The 5-year survival for pediatric acute lymphoblastic leukemia (ALL) is greater than 90%. One late effect of pediatric ALL associated with numerous long-term difficulties is neurocognitive deficits. The experience at our institution, as well as conversations with oncologists at other institutions, suggests an increase in the use of sedation during lumbar punctures (LPs) for treatment of pediatric ALL. Among the most common Children’s Oncology Group (COG) ALL protocols, approximately 30 LPs are performed over 2-3 years. Studies in animals reveal that sedation drugs may harm the developing brain. Gaps in knowledge exist regarding their use in children, particularly repeated exposures. The purpose of this study is to summarize sedation practices for LPs related to the treatment of ALL at COG institutions.
Responsible Individuals (RIs) of the Cancer Control Committee of COG were invited to complete an internet-based survey about sedation practices at their institutions.

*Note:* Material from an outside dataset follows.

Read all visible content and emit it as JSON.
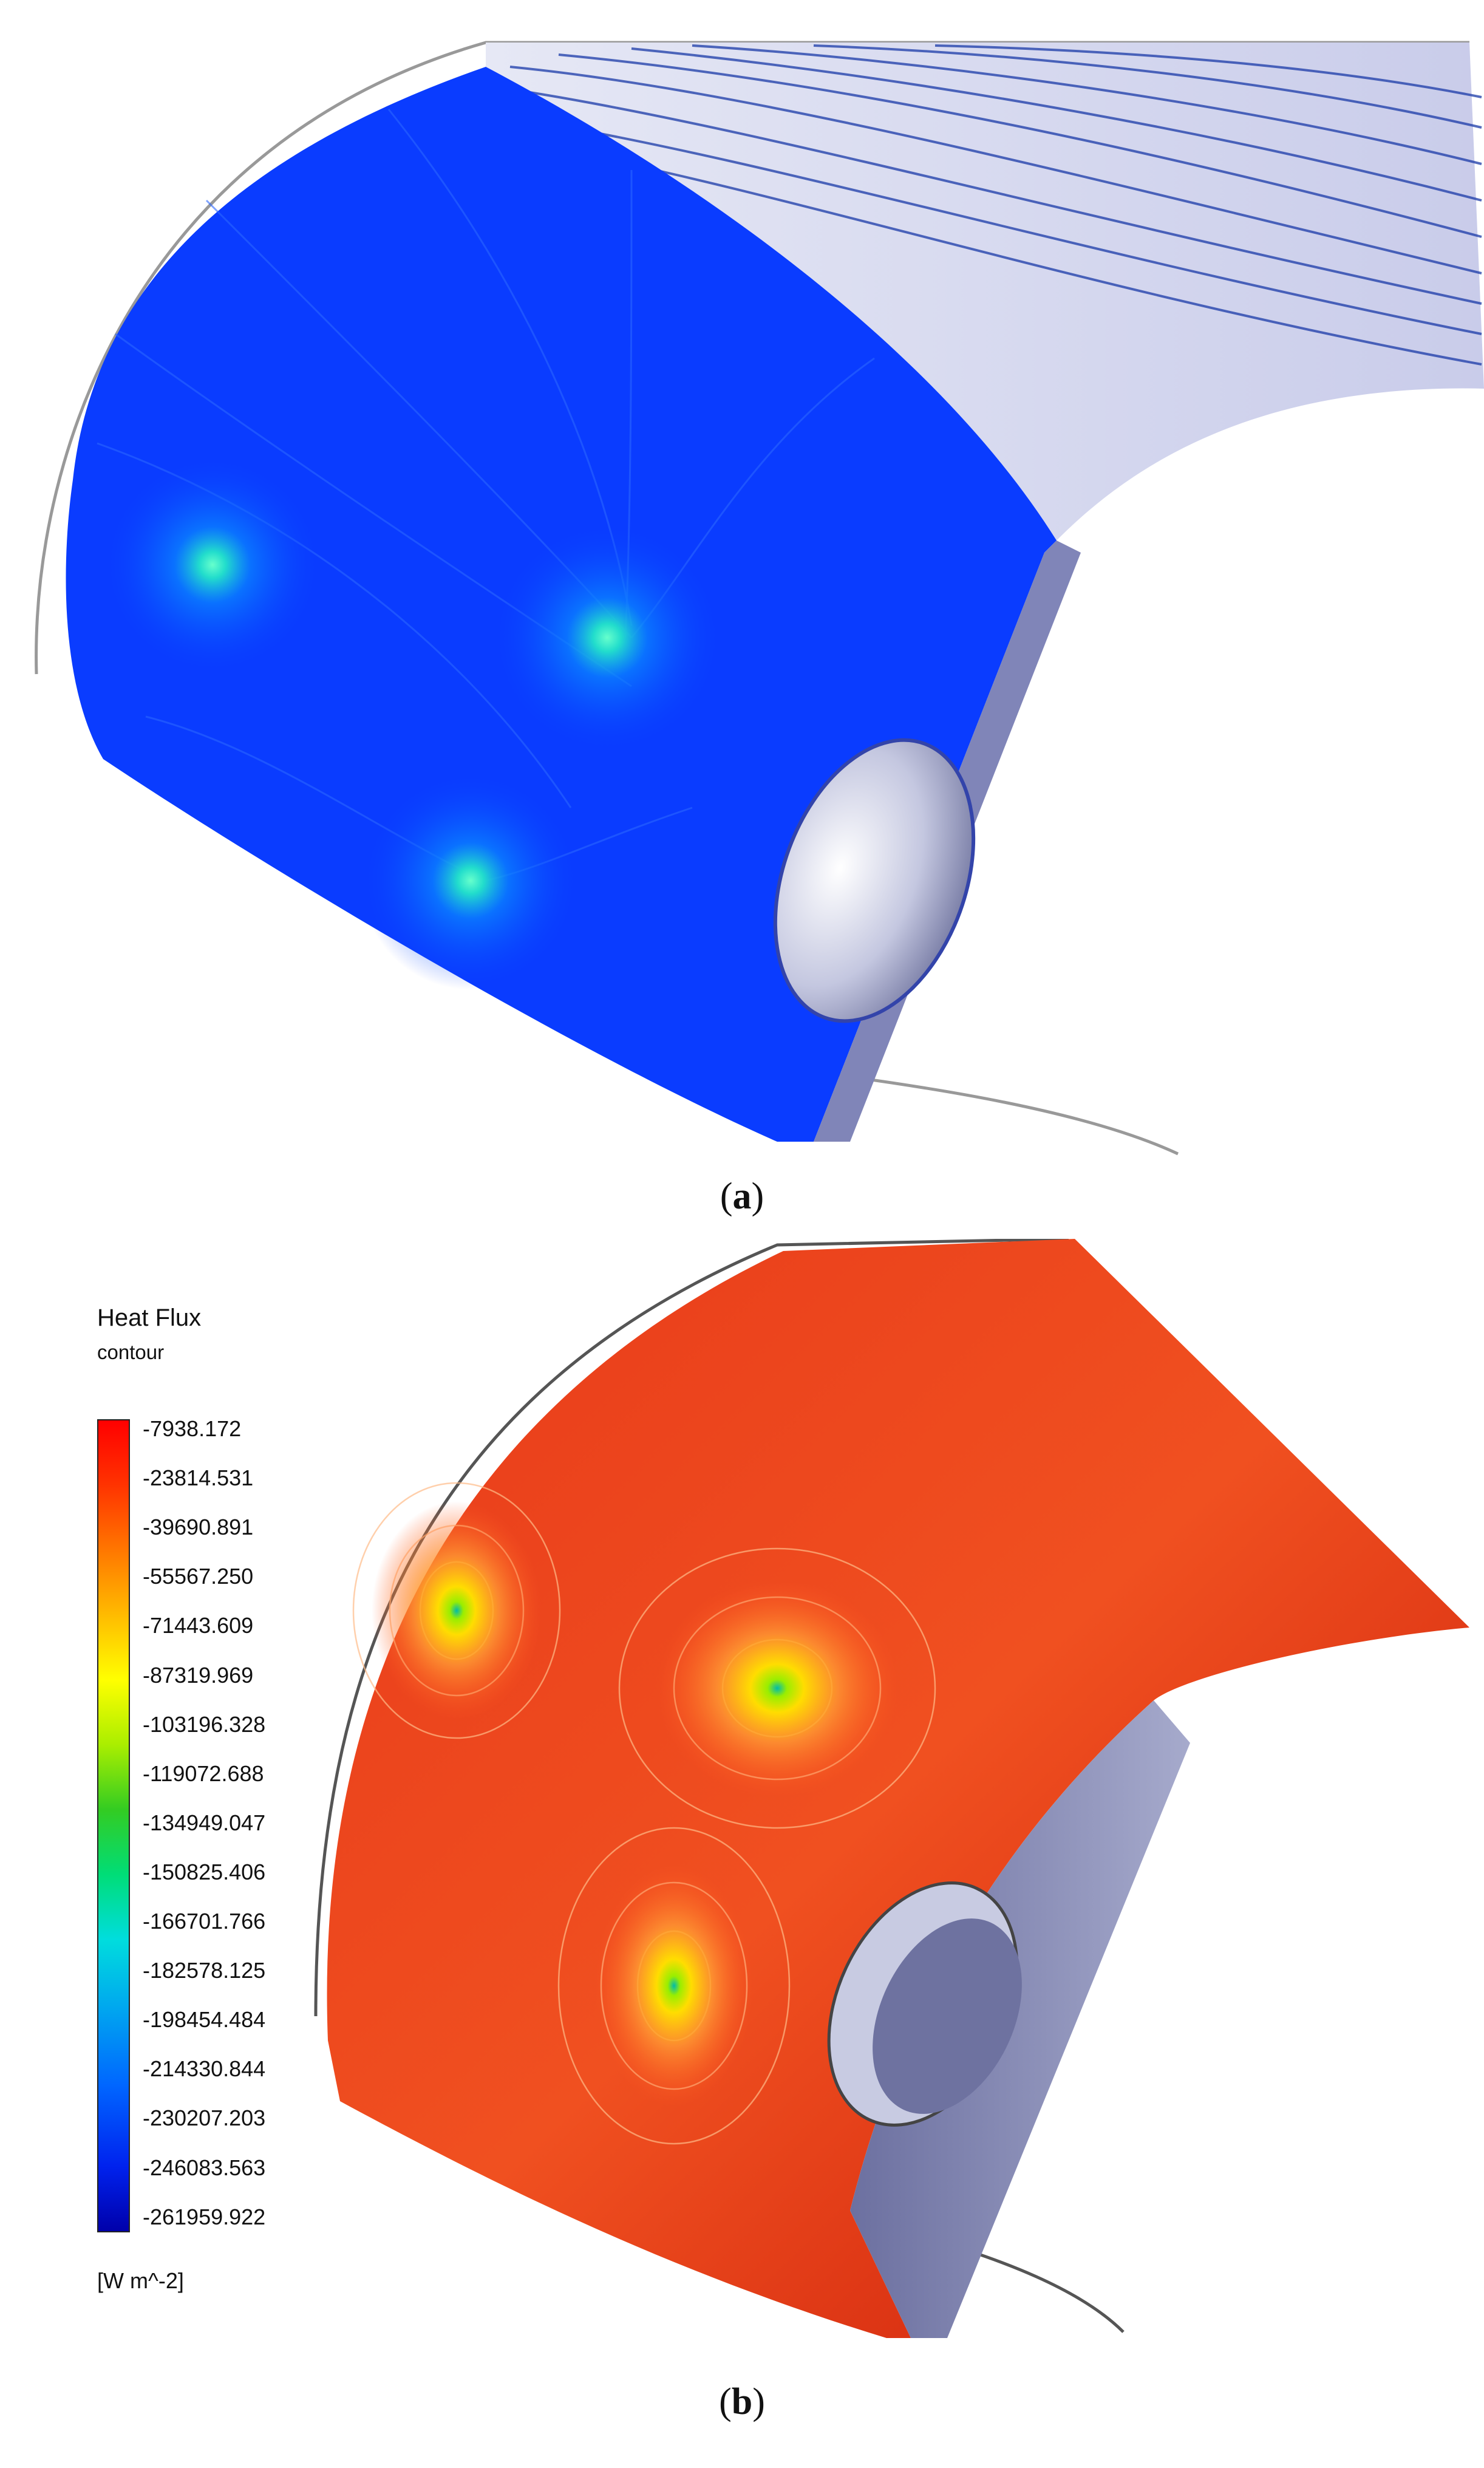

Surveys were sent to 103 RIs with a 62% response rate (N = 64). A combined 2018 new patients with ALL were seen each year (mean = 31.5, range = 3-110) at the participating institutions. The majority (96%) of children with ALL received sedation for LPs. While there was considerable variability across institutions in the type of sedation given, the most common was propofol alone (n = 36, 56%).
A substantial number of children with ALL receive sedation for LPs; however, there is variation in the medication used. Better understanding of sedation practices in children with ALL may inform future research to investigate which methods are the safest, with an emphasis on long-term neurocognitive late effects.